Okay, we are all familiar with kilobytes, megabytes, gigabytes and the like. Most of us know that a kilobyte is approximately a thousand bytes. And that is accurate enough for most purposes. But what if you need to need to deal with these numbers a bit more accurately?
A kilobyte is exactly 1,024 bytes. So why not 1,000 bytes? Computers use binary to generate numbers. So memory addresses are naturally a power of two. 1,000 is not a power-of-two number, but 1,024 is.

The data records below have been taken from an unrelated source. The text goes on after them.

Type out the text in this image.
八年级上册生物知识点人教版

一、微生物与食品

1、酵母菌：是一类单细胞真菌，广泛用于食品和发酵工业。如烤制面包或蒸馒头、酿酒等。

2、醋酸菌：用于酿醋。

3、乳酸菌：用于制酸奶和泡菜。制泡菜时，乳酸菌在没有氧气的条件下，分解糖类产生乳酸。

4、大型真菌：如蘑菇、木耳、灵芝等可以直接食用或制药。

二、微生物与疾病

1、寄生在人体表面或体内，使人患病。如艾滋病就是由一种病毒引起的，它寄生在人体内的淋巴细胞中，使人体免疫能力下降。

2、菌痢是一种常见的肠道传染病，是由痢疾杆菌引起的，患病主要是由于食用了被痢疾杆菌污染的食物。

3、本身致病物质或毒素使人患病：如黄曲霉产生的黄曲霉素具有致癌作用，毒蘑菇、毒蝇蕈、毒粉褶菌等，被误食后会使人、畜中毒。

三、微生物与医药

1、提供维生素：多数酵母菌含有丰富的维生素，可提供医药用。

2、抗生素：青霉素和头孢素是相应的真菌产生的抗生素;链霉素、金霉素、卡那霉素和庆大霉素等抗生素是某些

Just as a million is a thousand times a thousand, a megabyte is a kilobyte times a kilobyte, or 1,048,576 bytes. Again, close enough to a million for many purposes but not exactly a million.
Here are the values for some power-of-two numbers.
| Number | Abbreviation | Value |
| 1 Kilobyte | KB | 1,024 Bytes |
| 1 Megabyte | MB | 1,048,576 Bytes |
| 1 Gigabyte | GB | 1,073,741,824 Bytes |
| 1 Terabyte | TB | 1,099,511,627,776 Bytes |
| 1 Petabyte | PB | 1,125,899,906,842,624 Bytes |
| 1 Exabyte | EB | 1,152,921,504,606,846,976 Bytes |
I was working on an MFC application recently and needed to define some large numbers that I felt would be more efficient if the numbers were a power of two. I ended up defining the following C++ macros.
#define KB(n) (((UINT64)0x400)*((UINT64)(n)))
#define MB(n) (((UINT64)0x100000)*((UINT64)(n)))
#define GB(n) (((UINT64)0x40000000)*((UINT64)(n)))
#define TB(n) (((UINT64)0x10000000000)*((UINT64)(n)))
#define PB(n) (((UINT64)0x4000000000000)*((UINT64)(n)))
#define EB(n) (((UINT64)0x1000000000000000)*((UINT64)(n)))
Macros to make it easy to declare large power-of-two numbers.
These macros make it easy to exactly declare a large number. For example, if I want to define four gigabytes, I can simply say GB(4).
Nothing complicated here. But if you need to make use of these numbers, it’s nice to have a table of actual values along with some handy helper macros.